Cuadros de Joan Miró, en Bruselas
Joan Miró, “Mujer escuchando la música”.
Ochenta cuadros de Joan Miró han sido expuestos recientemente en el Palacio de Beaux-Arts de Bruselas, valiosa colección de sumo interés, por representarse en ella toda la substancia del arte de este gran pintor.
Es un artista que ha prescindido de lo que fue más importante en mucho tiempo: la tercera dimensión. Consigue con ello dar la más alta categoría a la línea, alcanzando ésta el máximo dinamismo.
Algunos cuadros de Miró nos hacen percibir ese rumor tenue que hay en la naturaleza, motivado por los seres que pululan por el suelo: caracoles, hormigas, saltamontes y arañas, formando ese pequeño concierto que todos hemos oído alguna vez en el campo, en una noche serena. Caminando por la senda de lo mínimo, llega a la belleza más intensa.
Miró es como un cristal de aumento por el que vemos la maravilla del mundo pequeño, eso que bebemos en el vaso de agua, lo que vive bajo la huella que nuestro pie deja en el suelo.
Se sitúa Joan en el origen de todo, en los intentos del alma antes de crearse la pintura, en ese arañazo que la uña del hombre prehistórico deja en la pared de su cueva.
Su fascinante color nos atrae como sirena al abismo, enredándonos el alma en finísima telaraña que no podemos percibir antes de caer en ella. ¿Qué vemos?
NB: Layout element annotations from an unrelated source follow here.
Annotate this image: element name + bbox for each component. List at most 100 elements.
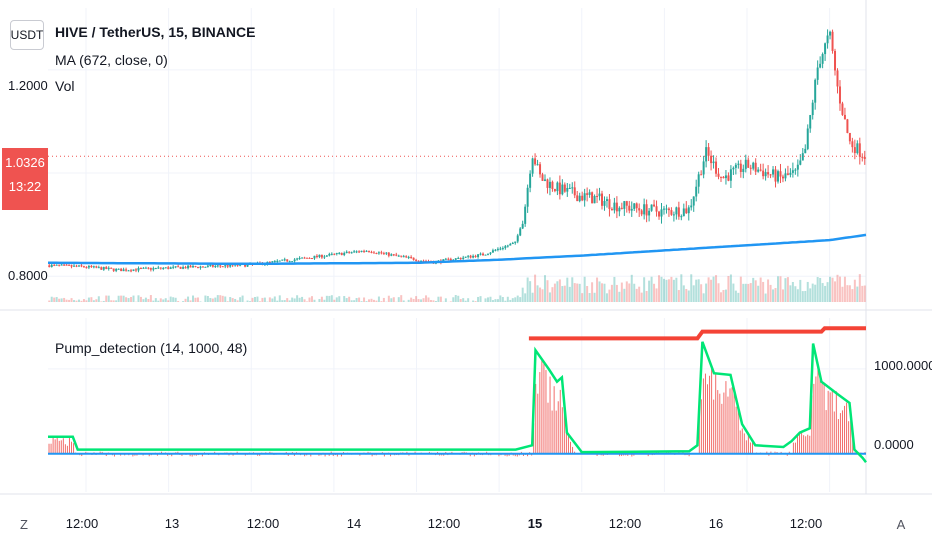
volume-bar: [479, 296, 482, 302]
volume-bar: [811, 283, 814, 302]
volume-bar: [164, 298, 167, 302]
volume-bar: [747, 283, 750, 302]
volume-bar: [216, 295, 219, 302]
auto-scale-button[interactable]: A: [896, 516, 906, 532]
legend-vol[interactable]: Vol: [55, 78, 75, 94]
candle-body: [350, 252, 353, 254]
candle-body: [821, 54, 824, 64]
volume-bar: [638, 286, 641, 302]
candle-body: [415, 259, 418, 261]
last-price-tag: 1.0326 13:22: [2, 148, 48, 210]
candle-body: [209, 264, 212, 266]
volume-bar: [737, 292, 740, 302]
volume-bar: [529, 281, 532, 302]
volume-bar: [112, 300, 115, 302]
volume-bar: [110, 300, 113, 302]
volume-bar: [234, 298, 237, 302]
candle-body: [306, 257, 309, 259]
volume-bar: [848, 285, 851, 302]
candle-body: [97, 267, 100, 269]
volume-bar: [194, 297, 197, 302]
volume-bar: [97, 296, 100, 302]
volume-bar: [271, 298, 274, 302]
volume-bar: [348, 296, 351, 302]
candle-body: [303, 257, 306, 259]
volume-bar: [509, 299, 512, 302]
volume-bar: [836, 274, 839, 302]
volume-bar: [286, 298, 289, 302]
candle-body: [105, 267, 108, 269]
candle-body: [799, 160, 802, 165]
volume-bar: [618, 291, 621, 302]
timezone-button[interactable]: Z: [20, 516, 28, 532]
candle-body: [53, 264, 56, 266]
volume-bar: [154, 298, 157, 302]
candle-body: [583, 193, 586, 201]
candle-body: [633, 203, 636, 209]
candle-body: [472, 255, 475, 258]
candle-body: [712, 161, 715, 164]
volume-bar: [863, 285, 866, 302]
candle-body: [147, 267, 150, 269]
volume-bar: [754, 280, 757, 302]
candle-body: [499, 248, 502, 250]
volume-bar: [82, 299, 85, 302]
volume-bar: [288, 300, 291, 302]
volume-bar: [53, 297, 56, 302]
candle-body: [573, 187, 576, 196]
candle-body: [149, 268, 152, 270]
volume-bar: [477, 296, 480, 302]
candle-body: [95, 266, 98, 268]
candle-body: [199, 266, 202, 268]
candle-body: [529, 173, 532, 188]
candle-body: [318, 254, 321, 257]
candle-body: [112, 268, 115, 271]
volume-bar: [769, 284, 772, 302]
volume-bar: [256, 296, 259, 302]
legend-indicator[interactable]: Pump_detection (14, 1000, 48): [55, 340, 248, 356]
candle-body: [65, 264, 68, 266]
candle-body: [853, 147, 856, 154]
volume-bar: [705, 283, 708, 302]
candle-body: [60, 264, 63, 266]
volume-bar: [539, 287, 542, 302]
volume-bar: [658, 275, 661, 302]
candle-body: [281, 259, 284, 261]
volume-bar: [588, 293, 591, 302]
volume-bar: [432, 300, 435, 302]
volume-bar: [695, 279, 698, 302]
candle-body: [412, 257, 415, 260]
volume-bar: [204, 295, 207, 302]
volume-bar: [328, 295, 331, 302]
volume-bar: [87, 297, 90, 302]
volume-bar: [774, 288, 777, 302]
candle-body: [323, 256, 326, 258]
candle-body: [75, 265, 78, 267]
currency-button[interactable]: USDT: [10, 20, 44, 50]
candle-body: [288, 261, 291, 263]
candle-body: [154, 268, 157, 270]
volume-bar: [338, 296, 341, 302]
candle-body: [338, 252, 341, 254]
volume-bar: [226, 301, 229, 302]
volume-bar: [325, 295, 328, 302]
volume-bar: [251, 297, 254, 302]
candle-body: [308, 257, 311, 259]
volume-bar: [449, 301, 452, 302]
volume-bar: [506, 296, 509, 302]
volume-bar: [707, 277, 710, 302]
legend-ma[interactable]: MA (672, close, 0): [55, 52, 168, 68]
candle-body: [774, 169, 777, 182]
volume-bar: [777, 276, 780, 302]
candle-body: [482, 253, 485, 256]
candle-body: [737, 163, 740, 165]
candle-body: [454, 258, 457, 260]
candle-body: [826, 35, 829, 44]
volume-bar: [742, 283, 745, 302]
candle-body: [189, 265, 192, 268]
volume-bar: [563, 285, 566, 302]
volume-bar: [719, 292, 722, 302]
candle-body: [491, 250, 494, 253]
No se sabe ni importa saberlo, sin darnos cuenta nos lleva al principio, donde se batían por la vida los grandes dinosaurios.
Hay en su obra vida tanta, que llegan sus plantas a tener ojos y oídos como aquellos árboles de Gustavo Doré.
Es un franciscano de la plástica, no desprecia una piedrecilla, flor o hierba.
Su pintura no necesita marco (otro hilo indicador de su prehistórico mundo) no se puede encerrar, hermanándose así con el arte japonés, que también huye de los límites.
No se pueden recibir lecciones de Joan, quien le siga se verá atraído, sin remedio, hacia un acantilado que hunde la nave de Ulises, si es preciso. Es un arte para gozarse en él, para verlo como una flor en un matorral; ha de gustar porque sí, sin más explicación; “así es la rosa” y no busquemos más, en eso está su más alto sentido, de ahí su pureza.
Bordea los sueños con sumo cuidado; mira con simpatía el surrealismo, pero a distancia, porque toda la poesía de su pintura se vería quebrada. Prefiere ser el poeta puro de imágenes, intérprete de los más profundos estados del alma.
Los signos presiden su obra, en ellos ha llegado a una realidad que se vuelve al arte del hombre que, ojo avizor, sujetando nerviosamente su arco tenso, cazaba sus piezas con rapidez de tigre y con la misma velocidad las dejaba pintadas en la roca de su oscura gruta.
Europa saludó en Bruselas a este pintor catalán, embajador del arte moderno que supo encontrar un camino maravilloso, una senda mínima, que le ha llevado a la montaña más alta, la del pico que duerme entre las nubes.
LUIS CARRERA MOLINA
Artículo publicado el domingo 17 de junio de 1956 en el Diario “El Norte de Castilla” de Valladolid (España).